Генерал-адмирал закашлялся.
— Распорядись-ка, капитан, чайку принести, а я докончу. С той поры Неплюев на всех приемах чужестранных министров был у государя за толмача. Запрошлое Рождество на балу государь вдруг задумался и пожаловался: «Потребен мне человек с италианским языком, послать резидентом в Царьград не знаю кого». А я рядом сидел и посоветовал: «Знаю, государь, такого, да одна беда, незнатен он и небогат». Государь глянул на меня: «Этому помочь можно скоро, но кто таков?» «Вот он стоит за твоей спиной», — отвечаю я. Государь-то и ухом не повел: «Да их много тут за спиной». Я и ткнул пальцем: «Твой хваленый, что у галерного строения», — на Неплюева показал. Государь поначалу головой покачал: «Это правда, Федор Матвеевич, что он добр, но мне хочется его у себя иметь». Но тут же еще поразмыслил государь и назначил Неплюева в Царьград. Тот опять на колени бросился, целует руку государя, а тот ему: «Не кланяйся братец, я вам от Бога приставник, и должность моя — смотреть того, чтобы недостойному не дать, а у достойного не отнять. Буде хорошо, будешь не мне, а более себе и отечеству добро сделаешь, а буде худо, так я истец, ибо Бог того от меня востребует за всех вас, чтобы злому и глупому не дать места вред делать. Служи верою и правдою!»
Апраксин допил остывший чай, встал, застегивая сюртук.
— Зачаевничал я у тебя, капитан. Вели-ка попроворней шлюпку подавать, пойду к себе на «Гангут». Да и ты не расхлобонивайся, через час-другой двинемся до Котлина...

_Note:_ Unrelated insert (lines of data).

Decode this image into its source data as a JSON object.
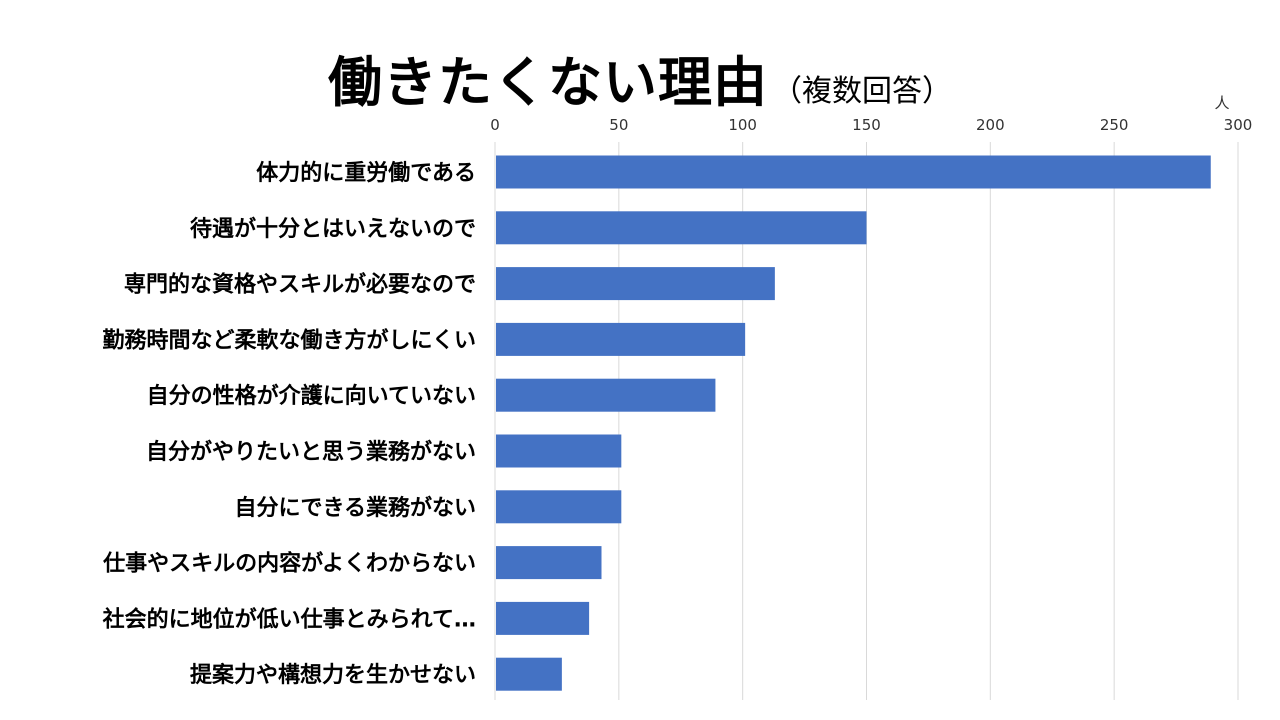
{
  "title": {
    "main": "働きたくない理由",
    "sub": "（複数回答）"
  },
  "chart_data": {
    "type": "bar",
    "orientation": "horizontal",
    "title": "働きたくない理由（複数回答）",
    "unit_label": "人",
    "xlim": [
      0,
      300
    ],
    "ticks": [
      0,
      50,
      100,
      150,
      200,
      250,
      300
    ],
    "grid": true,
    "bar_color": "#4472C4",
    "categories": [
      "体力的に重労働である",
      "待遇が十分とはいえないので",
      "専門的な資格やスキルが必要なので",
      "勤務時間など柔軟な働き方がしにくい",
      "自分の性格が介護に向いていない",
      "自分がやりたいと思う業務がない",
      "自分にできる業務がない",
      "仕事やスキルの内容がよくわからない",
      "社会的に地位が低い仕事とみられて…",
      "提案力や構想力を生かせない"
    ],
    "values": [
      289,
      150,
      113,
      101,
      89,
      51,
      51,
      43,
      38,
      27
    ]
  }
}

Первую неделю августа 1723 года небо над Финским заливом напрочь затянуло свинцовой пеленой, то и дело, с небольшими перерывами, потоки дождя обрушивались на палубы кораблей. На Котлинском рейде, между островом и цитаделью Кроншлот, дугой выстроились почти все корабли Балтийского флота. По указу Петра флот готовился чествовать царский ботик, еще весной доставленный на Неву из Москвы. Сейчас это суденышко, предмет неусыпного внимания Петра, стояло на палубе специального транспорта в Военной гавани в ожидании торжества.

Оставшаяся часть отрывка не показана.